Compliance needs to be integrated deep into the company’s overarching business culture, strategy and workflows to ensure the greatest adherence. Otherwise, requirements can be viewed as work disruptions and impediments to business performance.
The foundation of a successful compliance program is crucial to driving this initiative. Embedded in your business, it begins with a dedicated team that brings together expertise from legal, IT, finance, and operations to set and communicate standards, policies, training and tools to guide employees. Compliance officers, who advocate and engage their board members and peers in senior management about the business value of compliance, foster a culture of support and awareness to secure necessary resources and further integrate the compliance function throughout the organization.

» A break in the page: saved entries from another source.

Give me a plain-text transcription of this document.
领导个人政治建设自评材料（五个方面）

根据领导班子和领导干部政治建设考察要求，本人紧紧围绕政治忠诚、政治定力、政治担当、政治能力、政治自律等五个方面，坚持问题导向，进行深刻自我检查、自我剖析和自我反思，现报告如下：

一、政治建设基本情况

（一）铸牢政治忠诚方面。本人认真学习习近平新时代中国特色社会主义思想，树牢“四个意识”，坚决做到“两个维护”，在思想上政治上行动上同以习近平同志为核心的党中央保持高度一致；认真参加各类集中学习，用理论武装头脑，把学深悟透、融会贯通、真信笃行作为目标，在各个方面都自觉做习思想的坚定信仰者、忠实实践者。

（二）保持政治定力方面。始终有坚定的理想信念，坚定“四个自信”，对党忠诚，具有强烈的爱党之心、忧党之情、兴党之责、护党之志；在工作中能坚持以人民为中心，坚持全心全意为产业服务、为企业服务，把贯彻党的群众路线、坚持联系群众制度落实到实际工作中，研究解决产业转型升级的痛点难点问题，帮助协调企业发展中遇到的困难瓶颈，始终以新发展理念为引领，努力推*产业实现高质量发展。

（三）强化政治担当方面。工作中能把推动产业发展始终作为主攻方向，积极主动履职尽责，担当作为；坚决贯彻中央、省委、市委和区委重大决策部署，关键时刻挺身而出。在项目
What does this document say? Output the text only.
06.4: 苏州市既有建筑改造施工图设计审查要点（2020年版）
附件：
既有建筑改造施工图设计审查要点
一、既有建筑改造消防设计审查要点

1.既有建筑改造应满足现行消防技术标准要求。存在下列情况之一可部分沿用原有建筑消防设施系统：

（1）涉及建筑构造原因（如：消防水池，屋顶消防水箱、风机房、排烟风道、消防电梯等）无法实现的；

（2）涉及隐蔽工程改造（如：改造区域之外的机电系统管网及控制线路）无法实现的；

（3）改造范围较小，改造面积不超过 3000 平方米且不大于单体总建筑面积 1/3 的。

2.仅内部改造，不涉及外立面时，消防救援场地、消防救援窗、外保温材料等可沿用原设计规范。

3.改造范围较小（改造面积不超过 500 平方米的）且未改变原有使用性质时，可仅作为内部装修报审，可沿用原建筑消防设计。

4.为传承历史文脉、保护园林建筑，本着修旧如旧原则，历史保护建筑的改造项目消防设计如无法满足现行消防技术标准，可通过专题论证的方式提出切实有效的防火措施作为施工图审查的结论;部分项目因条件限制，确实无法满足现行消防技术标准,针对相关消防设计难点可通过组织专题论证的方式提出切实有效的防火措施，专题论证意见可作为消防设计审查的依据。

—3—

Dedicated compliance management software systems continuously monitor for gaps and trends in regulatory adherence. But to keep up with rapidly emerging risks, companies conduct periodic audits and systematic reviews to comply with regulations and determine the need to revise policies, procedures and practices.
Annual internal audits can help companies find potential gaps or violations before regulators do. Findings, results and recommendations can help teams shape compliance roadmaps and stay current. For verification and re-certification, regulators often conduct their own routine inspections and random audits. In all cases, a successful outcome depends on advanced preparation, such as gathering all documentation on policies, control procedures, training records and performance metrics.
NetSuite, as an ERP system, provides a centralized platform for managing complex business processes and data, since it’s able to store sensitive financial, customer, patient, product and manufacturing information. Since it manages such a broad range of organizational data, NetSuite is the ideal central hub for simplifying compliance.
Once you build a compliance framework — the regulations you must follow, as well as the policies and workflows needed to comply with them — NetSuite can help you embed those policies and processes into automated workflows, which can reduce issues significantly.
Businesses that work with sensitive customer or patient data often face even more complex compliance requirements and audits. Specialized reporting tools like NetSuite Compliance 360 can help you proactively manage your business’s diverse compliance obligations instead of reacting to deadlines, audits and security breaches.
Compliance can feel like a moving target, especially in sectors like healthcare, finance and ecommerce. But where compliance and risk management are top priorities and data is both an asset and a liability, NetSuite customers have a unique advantage — an integrated suite of modules. This unified architecture allows for coherent and consistent data security efforts and provides a centralized view of compliance-related activities.
NetSuite can’t determine the regulations your company is subject to, but it can help you manage compliance and make it easier to automate controls, monitor activity and execute audits. Tools like NetSuite Compliance 360 make it easier to track compliance on a regular basis, which helps your company protect privacy, champion transparency and foster long-term customer trust.